Assuming the capactior is intially charged with voltage $V$, then detached from the voltage source
I know mathematically by using:
$$C\frac{dV_c}{dt}+\frac{V}{R}=0$$
I can get an expression of the current and see the increase of it.
But what happens microscopically?
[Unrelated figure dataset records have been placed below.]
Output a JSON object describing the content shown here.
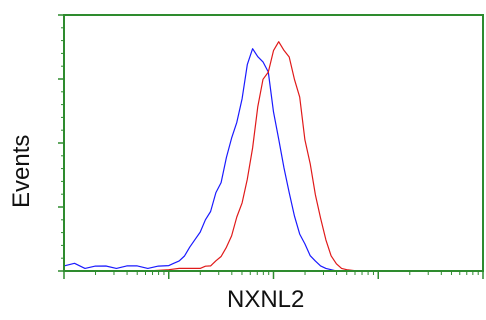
{
  "chart_data": {
    "type": "line",
    "title": "",
    "xlabel": "NXNL2",
    "ylabel": "Events",
    "xscale": "log",
    "xlim": [
      0,
      4
    ],
    "ylim": [
      0,
      100
    ],
    "grid": false,
    "legend": "none",
    "tick_labels_shown": false,
    "frame_color": "#2e8b2e",
    "series": [
      {
        "color": "#1a1aff",
        "x": [
          0.0,
          0.1,
          0.2,
          0.3,
          0.4,
          0.5,
          0.6,
          0.7,
          0.8,
          0.9,
          1.0,
          1.05,
          1.1,
          1.15,
          1.2,
          1.25,
          1.3,
          1.35,
          1.4,
          1.45,
          1.5,
          1.55,
          1.6,
          1.65,
          1.7,
          1.75,
          1.8,
          1.85,
          1.9,
          1.95,
          2.0,
          2.05,
          2.1,
          2.15,
          2.2,
          2.25,
          2.3,
          2.35,
          2.4,
          2.45,
          2.5,
          2.55,
          2.6,
          2.7,
          2.8,
          3.0,
          3.5,
          4.0
        ],
        "y": [
          2,
          3,
          1,
          2,
          2,
          1,
          2,
          2,
          1,
          2,
          2,
          3,
          4,
          6,
          9,
          12,
          16,
          20,
          24,
          30,
          36,
          44,
          52,
          60,
          70,
          78,
          84,
          86,
          82,
          75,
          64,
          52,
          40,
          30,
          22,
          15,
          10,
          6,
          4,
          2,
          1,
          0.5,
          0,
          0,
          0,
          0,
          0,
          0
        ]
      },
      {
        "color": "#e01a1a",
        "x": [
          0.0,
          0.5,
          0.8,
          1.0,
          1.1,
          1.2,
          1.3,
          1.35,
          1.4,
          1.45,
          1.5,
          1.55,
          1.6,
          1.65,
          1.7,
          1.75,
          1.8,
          1.85,
          1.9,
          1.95,
          2.0,
          2.05,
          2.1,
          2.15,
          2.2,
          2.25,
          2.3,
          2.35,
          2.4,
          2.45,
          2.5,
          2.55,
          2.6,
          2.65,
          2.7,
          2.8,
          3.0,
          3.5,
          4.0
        ],
        "y": [
          0,
          0,
          0,
          0.5,
          1,
          1,
          1,
          2,
          2,
          4,
          6,
          9,
          14,
          20,
          28,
          38,
          50,
          62,
          72,
          80,
          86,
          89,
          88,
          84,
          76,
          66,
          54,
          42,
          30,
          20,
          12,
          6,
          3,
          1,
          0.5,
          0,
          0,
          0,
          0
        ]
      }
    ]
  }
}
With the classical model (assume only 1 type of particle), the current is defined as (taken from Purcell): $$I = \rho {\left\langle {\vec u} \right\rangle _{drift}}\vec a = Ne{\left\langle {\vec u} \right\rangle _{drift}}\vec a = {e^2}\left( {\frac{{N\tau }}{m}} \right)\vec f\vec a = \sigma \vec E_p\vec a \\ $$\begin{cases} \text{$\rho$ is the charge density per unit volume} \\ \\ \text{$\left\langle {\vec u} \right\rangle _{drift}$ is the average velocity of electron}\\ \\ \text{${\vec a}$ is the cross section area}\\ \\ \text{$N$ is the number of particles per unit volume}\\ \\ \text{$\tau$ is the characterastic time of collision} \\ \\ \text{$m$ is the mass of electron} \end{cases}
There is also the electrostatic field inside of a parallel capacitor: $${\vec E_c}=\frac{\sigma}{2\epsilon_0}\hat{n.}$$
At first glance, since $I \propto {\left\langle {\vec u} \right\rangle}_{drift} \propto \vec{E}_p $, as the current increasing, there should be an increasing eletrostatic field, which is not the case inside of the capacitor.
I then realized that $\vec E_c$ inside of the capacitor is not the same as $\vec E_p$ which gives momentum to charged particles in the wire:
$$\vec E_c \ne \vec E_p$$
But what is $\vec E_p$ then? It doesn't seem like an electrostatic field since the voltage $V(t)$ provided by the capacitor is time dependent.
What is the mechanism that keeps accelerating the particles, so drifting velocity increases to its maximum, as the voltage drops to zero? And how does this mechanism correspond to $\vec E_p$?